The captain winced, "What do we do?"

"The demon is eating him alive." She stood up, and there was a burst of light as the flames roared upwards. She ignored them, flicking her blade through the space and granting the mage passage to the world beyond. Better than being stuck halfway, forever.

She wiped her sword on her sleeve, and then sheathed it, "If he has any sense... He'll seal the room. Most everything in here stinks of demon. Probably cursed. She'd say burn it, were it not on a ship."

"You... Killed him."

She grabbed the captain by the throat, "Wasn't she clear enough? She has an empire to hunt, human. She will not waste her tears on those who cannot be saved. He finds himself in a war. Innocence is dead. Murdered by the wayside. Gods or men, Kinslayer will kill them all for what was done to her mother."

He nodded silently.

She snarled and strode away, back towards her ship.

---

Cobblestones exploded in every direction, followed immediately by a huge billow of blue flames. The heat from the fire causing the flags on the other side of the square to spontaneously ignite. The soldiers guarding the walls screamed out orders and acknowledgements as they ran to the wall, passing out spears. A distant bell began to toll out the alarm.

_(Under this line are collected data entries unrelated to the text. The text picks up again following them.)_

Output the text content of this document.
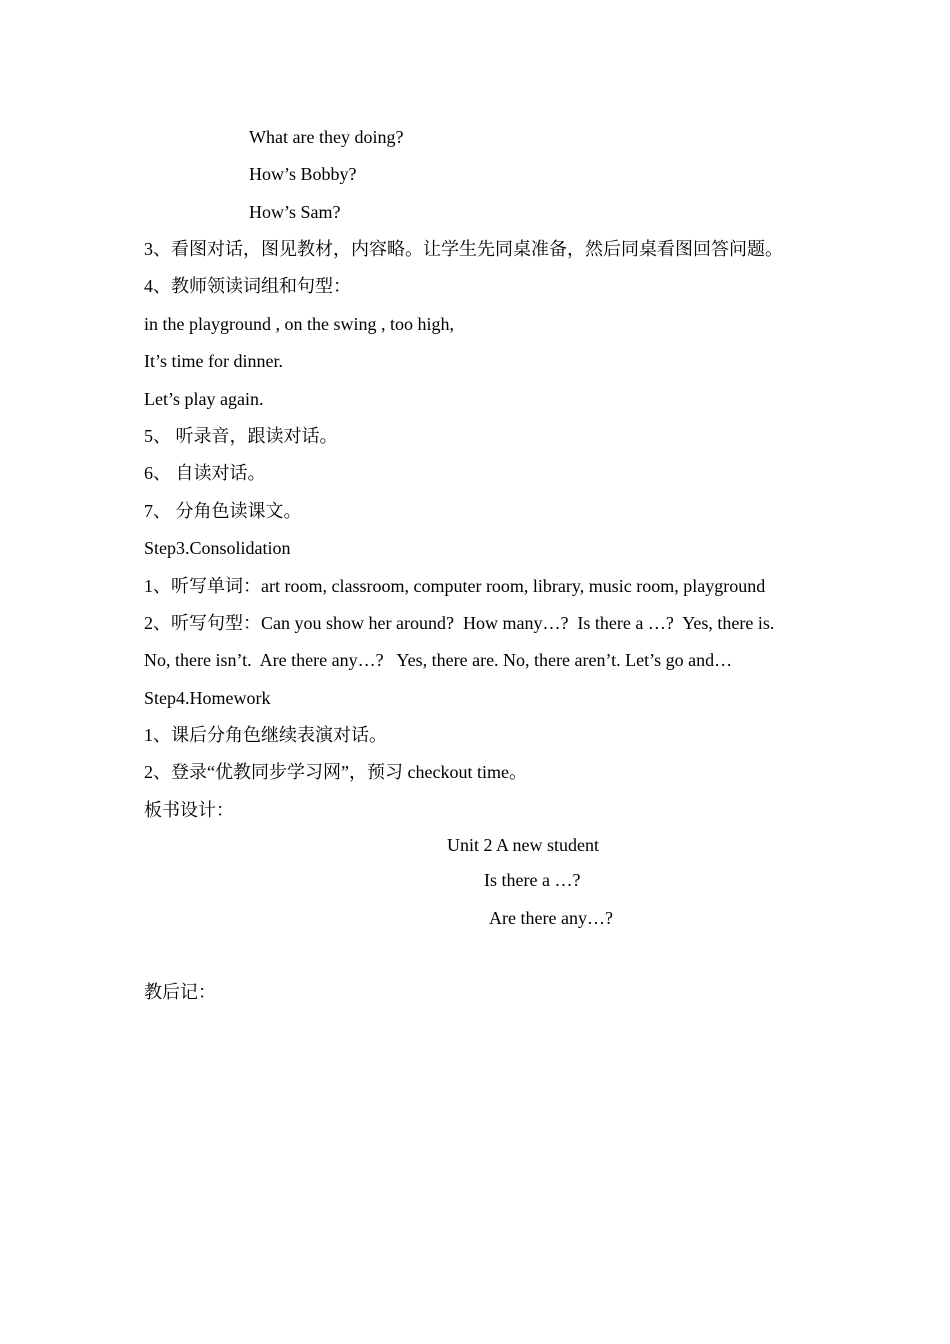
What are they doing?
How’s Bobby?
How’s Sam?
3、看图对话，图见教材，内容略。让学生先同桌准备，然后同桌看图回答问题。
4、教师领读词组和句型：
in the playground , on the swing , too high,
It’s time for dinner.
Let’s play again.
5、 听录音，跟读对话。
6、 自读对话。
7、 分角色读课文。
Step3.Consolidation
1、听写单词：art room, classroom, computer room, library, music room, playground
2、听写句型：Can you show her around?  How many…?  Is there a …?  Yes, there is.
No, there isn’t.  Are there any…?   Yes, there are. No, there aren’t. Let’s go and…
Step4.Homework
1、课后分角色继续表演对话。
2、登录“优教同步学习网”，预习 checkout time。
板书设计：
Unit 2 A new student
Is there a …?
Are there any…?
教后记：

Sweat ran down their cheeks, trickling down their backs.

The flames reduced in size, but didn't altogether recede, and then one large black-scaled hand slammed up and out of the hole, surrounded by the blue glow. The entire ground shook with the impact, a crack lancing out along the square and up the side of a nearby house.

Spears lowered, and an unlucky captain of the guard screamed out, "Where the fuck is the mage!? He's here!"

A second hand gripped the edge of the cavernous expanse, shattering stone into chips. There was a moment of anticipation, the assembled soldiers holding their breaths. The only sound the wicking of the flames.

The dragon's roar hit them as it swung itself upwards, screaming out a bellow of rage that tossed rubble and wind at them. The soldiers stumbled backwards a foot under the force. One or two throne spears clattered into the palace wall behind as they failed to penetrate the soundwave.